I have a question that says use a relative tolerance of $10^{-3}$ and asks if the estimate errors are in line with the actual errors.
What does relative tolerance mean and how do you work out estimate errors?
Assuming actual error is the difference between the value you get by iteration compared to the value it is converging too?
Thank you.
edit: picture added.
We want to implement the Jacobi Iteration Algorithm to solve the system $Ax = b$, where:
$$ A = \begin{bmatrix} 3 & -1 & 1\\ 3 & 6 & 2 \\ 3 & 3 & 7\end{bmatrix}, b = \begin{bmatrix}1 \\ 0 \\ 4 \end{bmatrix}$$
The goal is a relative tolerance (input tolerance to the algorithm) of $10^{-3}$ with a starting vector of zero. This means we are expecting three digits of accuracy in the result.
The intermediate iterations with these conditions follow (note the problem only asked to display three digits).
$$ \begin{array}{c|ccc} n & x_1 & x_2 & x_3 \\ \hline 0 & 0 & 0 & 0 \\ 1 & 0.3333330 & -0.000000 & ~0.571429 \\ 2 & 0.1428570 & -0.357143 & ~0.428571 \\ 3 & 0.0714286 & -0.214286 & ~0.663265 \\ 4 & 0.0408163 & -0.256803 & ~0.632653 \\ 5 & 0.0368481 & -0.231293 & ~0.663994 \\ 6 & 0.0349044 & -0.239755 & ~0.654762 \\ 7 & 0.0351609 & -0.235706 & ~0.659222 \\ 8 & 0.0350240 & -0.237321 & ~0.657377 \\ 9 & 0.0351008 & -0.236638 & ~0.658127 \\ 10 & 0.0350784 & -0.236926 & ~0.657801 \end{array} $$
As you can see, the iterations converged in ten steps to:
$$\begin{bmatrix}x_1 \\ x_2 \\ x_3 \end{bmatrix} = \begin{bmatrix}~0.0350784 \\ -0.236926 \\ ~0.657801 \end{bmatrix}$$
Calculating the actual results yields:
$$\begin{bmatrix}x_1 \\ x_2 \\ x_3 \end{bmatrix} = \begin{bmatrix} \dfrac{2}{57} \\ -\dfrac{9}{38} \\ \dfrac{25}{38} \end{bmatrix} \approx \begin{bmatrix} ~0.0350877 \\ -0.236842 \\ ~0.657895 \end{bmatrix}$$
As you can see, the algorithm results are within $10^{-3}$ (three digit accuracy). As a comparison, if we wanted $6-$digits of accuracy, that is, a relative tolerance of $10^{-6}$, we need $17$ iterations.
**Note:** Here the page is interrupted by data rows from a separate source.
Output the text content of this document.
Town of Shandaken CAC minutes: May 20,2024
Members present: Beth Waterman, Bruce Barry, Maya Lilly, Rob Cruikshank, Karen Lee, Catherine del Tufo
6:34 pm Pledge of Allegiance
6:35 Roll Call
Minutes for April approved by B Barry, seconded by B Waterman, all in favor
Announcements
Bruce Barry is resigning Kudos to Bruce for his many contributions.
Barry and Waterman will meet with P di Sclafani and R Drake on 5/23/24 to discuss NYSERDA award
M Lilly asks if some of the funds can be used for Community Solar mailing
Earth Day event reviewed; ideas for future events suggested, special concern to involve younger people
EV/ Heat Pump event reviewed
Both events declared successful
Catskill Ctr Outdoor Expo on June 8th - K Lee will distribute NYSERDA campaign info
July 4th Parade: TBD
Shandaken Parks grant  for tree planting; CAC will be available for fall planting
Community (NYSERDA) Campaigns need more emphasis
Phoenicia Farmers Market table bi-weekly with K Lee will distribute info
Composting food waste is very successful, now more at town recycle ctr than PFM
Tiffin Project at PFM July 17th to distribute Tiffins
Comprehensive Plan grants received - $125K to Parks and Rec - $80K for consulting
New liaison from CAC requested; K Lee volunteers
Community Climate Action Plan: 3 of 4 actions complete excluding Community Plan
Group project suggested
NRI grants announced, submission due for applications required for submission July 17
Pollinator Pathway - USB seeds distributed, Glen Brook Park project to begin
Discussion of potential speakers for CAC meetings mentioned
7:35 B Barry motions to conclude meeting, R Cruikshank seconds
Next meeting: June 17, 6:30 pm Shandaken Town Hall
When we solved for $x_i$ in terms of $x_1, x_2,..., x_{i-1}, x_{i+1},...,x_n$, as part of the Jacobi Iteration algorithm, we already had the equations in a form with a leading largest coefficient $a_{ii}$. This will lead to a solution when the system is consistent.
If we did not have that, the algorithm may pass or fail. See the Jacobi Iteration convergence discussion.